Now, the new Voi has a centred phone holder that is fundamentally part of the scooter, not another wobbly appendage. Everything on the handlebar seems a bit more natural and less counter-intuitive too. Voi said they’ve listened to transport groups of different people - women’s groups and disabled groups - and made changes. While it might feel sexist to say the new scooters are better adapted for smaller women’s hands, it kind of matters. It’s a lot more user-friendly, especially for someone with hands and fingers smaller than my great sausages.

The brakes, indicators and the ‘Go’ button are closer together, more easily reached, and the brakes themselves are responsive and tight, although that’s to be expected on a new machine, of course.

The indicators are different too. They just need pressing once and will automatically switch off after a few seconds - a bit like driving a car. That could be a bit of a pain for someone waiting in traffic, but at least it should end the unnecessary angst of seeing someone riding along a straight road blissfully unaware they’ve forgotten to turn the indicator off.

Overall, I was surprised at how different the V5 e-scooter actually was. It felt different, more robust, bigger, safer and more sturdy.

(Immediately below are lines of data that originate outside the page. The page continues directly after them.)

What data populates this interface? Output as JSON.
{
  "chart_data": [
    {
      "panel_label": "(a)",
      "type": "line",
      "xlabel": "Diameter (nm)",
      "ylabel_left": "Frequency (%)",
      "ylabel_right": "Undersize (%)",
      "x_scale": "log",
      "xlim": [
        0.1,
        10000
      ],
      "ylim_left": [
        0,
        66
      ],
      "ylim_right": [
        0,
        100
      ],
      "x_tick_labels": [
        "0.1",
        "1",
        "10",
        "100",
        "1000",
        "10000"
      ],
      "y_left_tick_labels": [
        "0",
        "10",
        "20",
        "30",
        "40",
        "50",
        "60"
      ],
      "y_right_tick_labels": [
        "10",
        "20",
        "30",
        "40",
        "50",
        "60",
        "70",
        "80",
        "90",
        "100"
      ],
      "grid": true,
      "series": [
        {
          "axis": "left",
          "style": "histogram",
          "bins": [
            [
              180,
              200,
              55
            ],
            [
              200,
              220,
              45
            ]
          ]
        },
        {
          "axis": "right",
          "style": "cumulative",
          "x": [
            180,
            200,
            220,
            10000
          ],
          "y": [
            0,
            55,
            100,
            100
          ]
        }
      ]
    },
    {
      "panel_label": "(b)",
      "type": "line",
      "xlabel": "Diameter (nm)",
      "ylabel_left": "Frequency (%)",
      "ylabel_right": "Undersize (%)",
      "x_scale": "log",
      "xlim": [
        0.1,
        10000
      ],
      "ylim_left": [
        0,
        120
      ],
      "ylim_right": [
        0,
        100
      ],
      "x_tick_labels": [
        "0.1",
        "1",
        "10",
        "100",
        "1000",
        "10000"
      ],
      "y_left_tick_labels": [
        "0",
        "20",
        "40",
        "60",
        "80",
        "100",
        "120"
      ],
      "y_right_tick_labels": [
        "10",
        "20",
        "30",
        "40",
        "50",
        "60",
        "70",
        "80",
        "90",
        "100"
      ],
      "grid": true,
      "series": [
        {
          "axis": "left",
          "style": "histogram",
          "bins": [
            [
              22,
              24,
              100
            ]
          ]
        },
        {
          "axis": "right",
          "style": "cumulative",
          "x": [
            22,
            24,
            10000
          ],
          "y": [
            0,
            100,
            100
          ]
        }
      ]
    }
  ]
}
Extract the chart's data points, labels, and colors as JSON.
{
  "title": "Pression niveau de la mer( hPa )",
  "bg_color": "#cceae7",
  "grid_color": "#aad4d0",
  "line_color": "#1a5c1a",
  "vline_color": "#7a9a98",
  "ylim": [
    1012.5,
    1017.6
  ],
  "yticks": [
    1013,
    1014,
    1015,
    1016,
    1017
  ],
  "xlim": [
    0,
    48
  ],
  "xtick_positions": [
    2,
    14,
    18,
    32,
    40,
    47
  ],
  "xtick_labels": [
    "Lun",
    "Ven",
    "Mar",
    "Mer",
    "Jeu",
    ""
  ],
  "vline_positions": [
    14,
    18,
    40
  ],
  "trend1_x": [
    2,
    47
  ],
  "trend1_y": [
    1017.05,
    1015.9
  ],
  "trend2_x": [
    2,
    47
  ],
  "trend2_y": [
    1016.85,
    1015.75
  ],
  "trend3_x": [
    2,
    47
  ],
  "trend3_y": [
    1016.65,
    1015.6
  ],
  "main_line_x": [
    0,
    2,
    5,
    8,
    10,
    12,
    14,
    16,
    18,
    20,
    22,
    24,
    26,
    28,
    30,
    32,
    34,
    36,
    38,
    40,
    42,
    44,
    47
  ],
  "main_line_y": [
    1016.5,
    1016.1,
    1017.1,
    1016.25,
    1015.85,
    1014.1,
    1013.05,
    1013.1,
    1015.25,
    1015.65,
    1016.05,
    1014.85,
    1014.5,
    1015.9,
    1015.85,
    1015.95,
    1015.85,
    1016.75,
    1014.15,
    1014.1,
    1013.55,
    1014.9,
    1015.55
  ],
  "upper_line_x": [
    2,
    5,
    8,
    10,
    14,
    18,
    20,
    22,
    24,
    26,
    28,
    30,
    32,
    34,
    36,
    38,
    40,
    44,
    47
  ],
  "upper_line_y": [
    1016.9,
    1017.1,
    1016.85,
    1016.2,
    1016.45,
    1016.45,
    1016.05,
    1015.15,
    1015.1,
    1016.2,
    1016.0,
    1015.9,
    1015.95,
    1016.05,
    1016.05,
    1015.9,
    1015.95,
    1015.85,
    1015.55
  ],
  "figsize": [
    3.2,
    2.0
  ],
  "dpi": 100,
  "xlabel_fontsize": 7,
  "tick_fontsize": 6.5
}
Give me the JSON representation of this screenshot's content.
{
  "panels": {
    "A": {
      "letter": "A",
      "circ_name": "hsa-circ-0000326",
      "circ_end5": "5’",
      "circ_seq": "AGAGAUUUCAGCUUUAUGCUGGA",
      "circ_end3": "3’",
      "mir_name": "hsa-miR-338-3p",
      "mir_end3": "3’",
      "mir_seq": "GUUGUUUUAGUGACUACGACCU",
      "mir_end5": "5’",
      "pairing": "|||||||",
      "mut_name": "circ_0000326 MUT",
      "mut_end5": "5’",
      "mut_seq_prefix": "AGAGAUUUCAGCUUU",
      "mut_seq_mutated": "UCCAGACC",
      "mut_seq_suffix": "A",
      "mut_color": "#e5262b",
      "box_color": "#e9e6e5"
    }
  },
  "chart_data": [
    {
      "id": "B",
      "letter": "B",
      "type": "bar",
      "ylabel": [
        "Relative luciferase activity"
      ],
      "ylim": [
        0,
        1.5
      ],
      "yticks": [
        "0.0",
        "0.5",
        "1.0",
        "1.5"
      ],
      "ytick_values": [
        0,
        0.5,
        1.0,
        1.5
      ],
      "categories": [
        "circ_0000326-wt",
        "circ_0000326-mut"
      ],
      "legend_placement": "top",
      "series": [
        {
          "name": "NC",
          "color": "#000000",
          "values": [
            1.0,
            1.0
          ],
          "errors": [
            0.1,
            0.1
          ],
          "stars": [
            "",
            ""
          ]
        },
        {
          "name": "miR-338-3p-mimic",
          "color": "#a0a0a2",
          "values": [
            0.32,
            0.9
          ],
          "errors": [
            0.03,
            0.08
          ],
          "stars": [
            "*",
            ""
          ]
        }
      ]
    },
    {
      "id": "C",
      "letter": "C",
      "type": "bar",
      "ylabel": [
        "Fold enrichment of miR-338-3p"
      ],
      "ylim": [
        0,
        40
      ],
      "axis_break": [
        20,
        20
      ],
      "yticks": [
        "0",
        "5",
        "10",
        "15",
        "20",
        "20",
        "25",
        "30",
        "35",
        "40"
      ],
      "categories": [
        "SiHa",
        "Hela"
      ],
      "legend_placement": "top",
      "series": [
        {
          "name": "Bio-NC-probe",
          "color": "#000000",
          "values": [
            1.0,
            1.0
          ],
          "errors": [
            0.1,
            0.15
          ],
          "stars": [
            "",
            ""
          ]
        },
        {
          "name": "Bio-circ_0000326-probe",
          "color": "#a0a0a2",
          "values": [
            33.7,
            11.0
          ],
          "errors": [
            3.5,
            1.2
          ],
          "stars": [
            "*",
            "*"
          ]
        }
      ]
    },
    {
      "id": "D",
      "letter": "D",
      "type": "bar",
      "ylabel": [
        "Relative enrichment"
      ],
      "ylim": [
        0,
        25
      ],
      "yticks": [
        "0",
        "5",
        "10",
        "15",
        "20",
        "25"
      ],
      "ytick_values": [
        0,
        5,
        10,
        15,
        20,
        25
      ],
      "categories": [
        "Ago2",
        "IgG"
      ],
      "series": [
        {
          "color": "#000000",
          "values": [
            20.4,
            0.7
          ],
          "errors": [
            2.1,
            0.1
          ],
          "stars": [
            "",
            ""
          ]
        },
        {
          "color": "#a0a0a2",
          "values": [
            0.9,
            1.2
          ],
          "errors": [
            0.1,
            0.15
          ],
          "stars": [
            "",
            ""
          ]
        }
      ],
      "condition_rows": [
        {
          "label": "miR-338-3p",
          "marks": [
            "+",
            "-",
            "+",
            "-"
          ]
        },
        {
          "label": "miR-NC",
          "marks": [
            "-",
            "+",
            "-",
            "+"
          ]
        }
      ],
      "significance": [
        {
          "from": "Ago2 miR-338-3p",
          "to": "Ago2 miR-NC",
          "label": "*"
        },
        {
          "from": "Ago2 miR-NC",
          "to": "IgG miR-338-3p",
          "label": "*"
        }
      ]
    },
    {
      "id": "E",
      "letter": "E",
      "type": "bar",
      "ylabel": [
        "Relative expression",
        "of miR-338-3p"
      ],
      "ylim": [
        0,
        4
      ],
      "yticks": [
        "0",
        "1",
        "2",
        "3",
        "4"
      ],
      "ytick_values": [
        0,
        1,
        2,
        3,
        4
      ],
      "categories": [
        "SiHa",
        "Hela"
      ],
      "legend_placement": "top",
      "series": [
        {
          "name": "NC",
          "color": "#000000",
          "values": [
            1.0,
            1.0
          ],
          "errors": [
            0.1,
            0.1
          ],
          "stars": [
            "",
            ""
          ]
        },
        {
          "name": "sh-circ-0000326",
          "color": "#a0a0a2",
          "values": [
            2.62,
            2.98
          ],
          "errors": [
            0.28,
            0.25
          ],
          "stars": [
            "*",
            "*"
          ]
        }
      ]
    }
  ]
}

The other thing Voi say they’ve improved is actually my biggest bug-bear with the e-scooter pilot scheme so far: the patchy GPS facility. To enforce where the scooters can be ridden at normal speed, slow speed or not at all, and where they can be parked or not parked, they are all fitted with a GPS function which will slow down or stop a scooter, or not allow it to be parked up in the wrong place.

Two new V5 e-scooters with one of the old ones behind (Bristol Live)

On the old Voi scooters, this didn’t work well enough. Too many times, I’d be riding along Colston Avenue, on the road, in front of a lorry and alongside a bus, and the scooter would just stop dead or slow to a halt quickly because the GPS wrongly thought I was 20 yards to my left, buzzing past pensioners at the Cenotaph. I wasn’t, I was having a near-death experience with the front bumper of an HGV screeching to a halt behind me.

Too many times I’ve been in a rush to park, only to find myself wandering in circles, focussed on myself as a dot on a map on my phone, trying to line it up with a tiny P sign on the map. Too many times, the app says I’m in a good spot to park and not in a parking spot at the same time - like Schroedinger’s scooter park - a phenomenon so bizarre that my colleague Conor Gogarty wrote about it when he experienced it.

The jury is out on whether the new V5s have solved this problem - only time and extensive usage will tell if they’ve cracked it. I hope so, because they’ve improved everything else physically with the scooters.